With the reduced watering, my society garlic pretty much died off and needs to be replaced with something.

That something has to be low maintenance, not weed-prone, and generally "different" than you see on other railroads.

While I was trying to come up with something, the scientists in Tortoise Town told me that whatever I came up with would be destroyed because there is a meteor headed right for that spot!

So at this point, we are just awaiting the strike!

This was a shallow 22" diameter clay pot that I recontoured the insides and added the "ejecta" that will stand above the ground level. Without the ejecta, it would just look like a dish in the ground. I still need to do a "sift/sprinkle/mist" to add texture and cover those areas of the pot that show through.


----------



## hcampbell (Jan 2, 2008)

Great idea!

Harvey C.


----------



## toddalin (Jan 4, 2008)

I blended/textured the interior of the crater yesterday using my sift and mist method.

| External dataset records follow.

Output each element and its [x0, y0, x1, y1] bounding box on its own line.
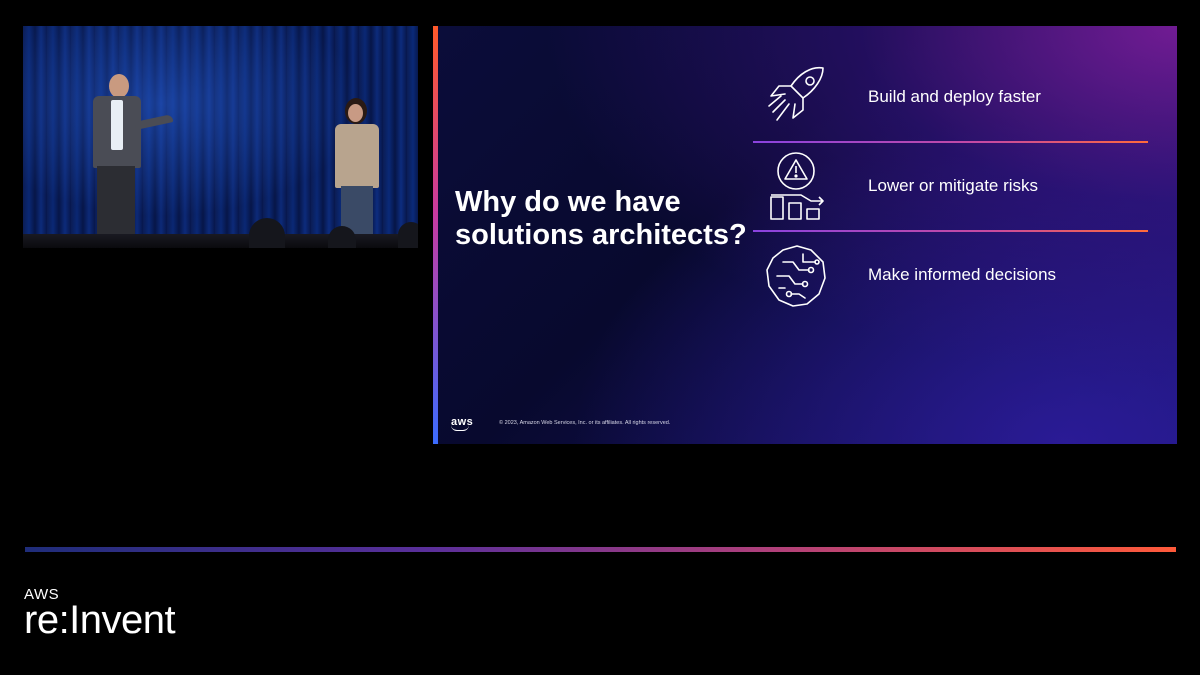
decorative-gradient-line [25, 547, 1176, 552]
copyright-notice: © 2023, Amazon Web Services, Inc. or its… [499, 420, 671, 426]
slide-item-decisions: Make informed decisions [753, 232, 1148, 318]
stage-video-feed [23, 26, 418, 248]
audience-silhouette [249, 218, 285, 248]
speaker-man [91, 74, 174, 244]
slide-item-label: Make informed decisions [868, 265, 1057, 284]
audience-silhouette [328, 226, 356, 248]
presentation-slide: Why do we have solutions architects? Bui… [433, 26, 1177, 444]
stage-floor [23, 234, 418, 248]
aws-logo-text: aws [451, 416, 474, 428]
brain-circuit-icon [763, 240, 829, 310]
slide-accent-bar [433, 26, 438, 444]
slide-item-build-deploy: Build and deploy faster [753, 54, 1148, 140]
event-brand-logo: AWS re:Invent [24, 587, 176, 642]
aws-logo: aws [451, 416, 473, 431]
audience-silhouette [398, 222, 418, 248]
slide-item-label: Lower or mitigate risks [868, 176, 1039, 195]
slide-item-label: Build and deploy faster [868, 87, 1041, 106]
slide-item-risks: Lower or mitigate risks [753, 143, 1148, 229]
risk-warning-chart-icon [763, 151, 829, 221]
rocket-icon [763, 62, 829, 132]
brand-event-text: re:Invent [24, 598, 176, 642]
slide-title: Why do we have solutions architects? [455, 186, 747, 251]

It only takes a few minutes and you don't even get dirty doing it.

Rather than using hydraulic cement, I used used the Mason's mix. If give a bit rougher texture and the larger particles and small stones are screened out anyways.

You can vary the texture from a rough, sand texture, to a "burnt" texture, to a smooth texture depending upon how you mist it after sifting on the Masons mix. Use a fine mist from several feet to get the rough texture as mix absorbs the moisture and hardens without "running" or "laying down." Do it several times, but never allow the mixture to become obviously wet to the point of smoothing.

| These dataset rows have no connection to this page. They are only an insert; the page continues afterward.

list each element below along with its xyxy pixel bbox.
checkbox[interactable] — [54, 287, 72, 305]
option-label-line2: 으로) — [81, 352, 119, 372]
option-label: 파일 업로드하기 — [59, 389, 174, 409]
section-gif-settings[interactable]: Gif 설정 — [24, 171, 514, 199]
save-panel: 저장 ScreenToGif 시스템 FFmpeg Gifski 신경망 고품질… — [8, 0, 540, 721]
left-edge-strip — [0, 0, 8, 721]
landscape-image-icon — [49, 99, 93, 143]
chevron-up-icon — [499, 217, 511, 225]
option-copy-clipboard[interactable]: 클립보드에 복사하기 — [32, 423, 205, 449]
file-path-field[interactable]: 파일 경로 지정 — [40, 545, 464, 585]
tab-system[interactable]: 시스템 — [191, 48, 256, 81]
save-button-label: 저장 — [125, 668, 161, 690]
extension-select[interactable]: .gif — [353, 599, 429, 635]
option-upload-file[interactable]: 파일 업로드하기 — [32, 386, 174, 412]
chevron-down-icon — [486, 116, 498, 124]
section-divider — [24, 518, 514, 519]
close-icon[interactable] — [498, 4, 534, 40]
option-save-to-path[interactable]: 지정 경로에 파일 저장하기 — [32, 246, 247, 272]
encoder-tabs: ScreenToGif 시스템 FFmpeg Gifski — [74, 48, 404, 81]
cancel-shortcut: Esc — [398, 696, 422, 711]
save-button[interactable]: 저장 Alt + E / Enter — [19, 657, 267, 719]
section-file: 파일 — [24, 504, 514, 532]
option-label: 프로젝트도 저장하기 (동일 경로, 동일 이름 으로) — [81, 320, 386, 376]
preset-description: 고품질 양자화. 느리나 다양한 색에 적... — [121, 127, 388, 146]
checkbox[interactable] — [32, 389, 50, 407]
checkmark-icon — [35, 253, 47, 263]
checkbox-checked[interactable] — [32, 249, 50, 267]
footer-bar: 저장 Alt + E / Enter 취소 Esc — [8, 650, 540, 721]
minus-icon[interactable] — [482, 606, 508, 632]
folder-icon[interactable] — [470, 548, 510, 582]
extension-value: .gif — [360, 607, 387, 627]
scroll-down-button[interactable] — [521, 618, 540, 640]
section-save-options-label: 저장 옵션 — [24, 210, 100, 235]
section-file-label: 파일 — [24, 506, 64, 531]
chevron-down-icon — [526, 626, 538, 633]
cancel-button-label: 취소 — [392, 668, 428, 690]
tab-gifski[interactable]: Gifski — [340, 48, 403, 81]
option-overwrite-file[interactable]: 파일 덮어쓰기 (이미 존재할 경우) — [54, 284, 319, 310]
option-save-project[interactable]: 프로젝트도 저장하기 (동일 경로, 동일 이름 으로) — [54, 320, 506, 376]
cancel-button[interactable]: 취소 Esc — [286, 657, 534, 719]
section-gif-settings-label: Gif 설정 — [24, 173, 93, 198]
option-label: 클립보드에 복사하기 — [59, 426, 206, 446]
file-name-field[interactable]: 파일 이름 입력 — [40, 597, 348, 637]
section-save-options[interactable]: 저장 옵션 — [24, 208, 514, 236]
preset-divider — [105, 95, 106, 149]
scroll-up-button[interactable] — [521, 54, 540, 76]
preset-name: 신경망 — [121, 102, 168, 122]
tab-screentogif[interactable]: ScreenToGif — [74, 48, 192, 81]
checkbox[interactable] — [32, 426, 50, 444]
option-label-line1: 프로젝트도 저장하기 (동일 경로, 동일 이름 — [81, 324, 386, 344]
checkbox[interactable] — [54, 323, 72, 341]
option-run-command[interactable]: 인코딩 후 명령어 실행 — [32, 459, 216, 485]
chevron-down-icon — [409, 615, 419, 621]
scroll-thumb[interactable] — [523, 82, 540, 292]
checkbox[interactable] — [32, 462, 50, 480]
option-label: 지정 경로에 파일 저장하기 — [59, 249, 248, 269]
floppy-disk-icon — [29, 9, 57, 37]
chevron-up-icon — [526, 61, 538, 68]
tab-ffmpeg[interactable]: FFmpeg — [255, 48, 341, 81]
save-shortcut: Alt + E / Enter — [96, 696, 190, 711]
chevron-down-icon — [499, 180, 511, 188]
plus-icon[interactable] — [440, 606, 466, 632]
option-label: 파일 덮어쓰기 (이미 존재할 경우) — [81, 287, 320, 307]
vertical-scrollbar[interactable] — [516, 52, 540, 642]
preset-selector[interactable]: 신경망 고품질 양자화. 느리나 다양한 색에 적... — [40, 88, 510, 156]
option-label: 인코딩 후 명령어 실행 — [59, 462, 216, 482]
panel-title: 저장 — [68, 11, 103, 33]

A bit more mist and the surface will smooth over a bit as if the material had been subject to heat and melted a bit.

Lots of mist and the mix becomes smooth as it wets down.

I was going for a mix of the sand and burnt texture and may even try to scorch it with a propane torch.


----------



## Garratt (Sep 15, 2012)

You could pull apart one of those solar LED garden lights that cycles through the colors putting the LED in the center of the crater. Some silicon over the LED and shaped with a hobby knife to make it more like a lump of rock. A slow pulsing green LED would be good for kryptonite.

Andrew


----------



## toddalin (Jan 4, 2008)

It started some time ago when Old Doc Brown noticed a new “star” in the sky. Could it be the discovery of a new comet? Or maybe Russia was trying out one of those new Sputnik space ships. Whatever it was, the Doc decided to keep tabs on it.

As the months went by, Doc determined that this object was continually getting larger, which meant that it was getting closer. About a month ago, Doc reported that there is major trouble brewing because “something” from “somewhere out there” was headed on a collision course with the earth, in the vicinity of Tortoise Town to be precise!

Of course the residents were up in arms ready to vacate the area. But Doc assured them that if this was to be a major catastrophe, there would be no hiding from it…, anywhere. And if it was just a minor event, the odds are that the residents would be unaffected.

It happened in the night. The residents for hundreds of miles heard the “report” as they were tossed from their beds. What could cause such a commotion? Was this the end of the world? Had one of the volcanos erupted again? Should the locals evacuate in the event of a lava flow?

Under the light of dawn, scouting parties set out to explore the area to see what had happened. And there it was... A meteor strike just northeast of the volcanos! The force of the impact left a crater of over 50 feet in diameter! The “ejecta” was thrown with such impact as to shear the rocks at the site of impact, while somehow embedding a sprinkler head in the process.

The BLM (Bureau of Lizard Management) decided that this was a Godsend and instantly capitalized on the phenomenon. A new pathway was installed from the closest access at the Terrapin Tar Pits. A pad with viewing access was “poured” and a revitalized Sierra coach was temporarily brought in to cash in on the impending tourist trade. The new attraction will receive its own structure over the winter.


----------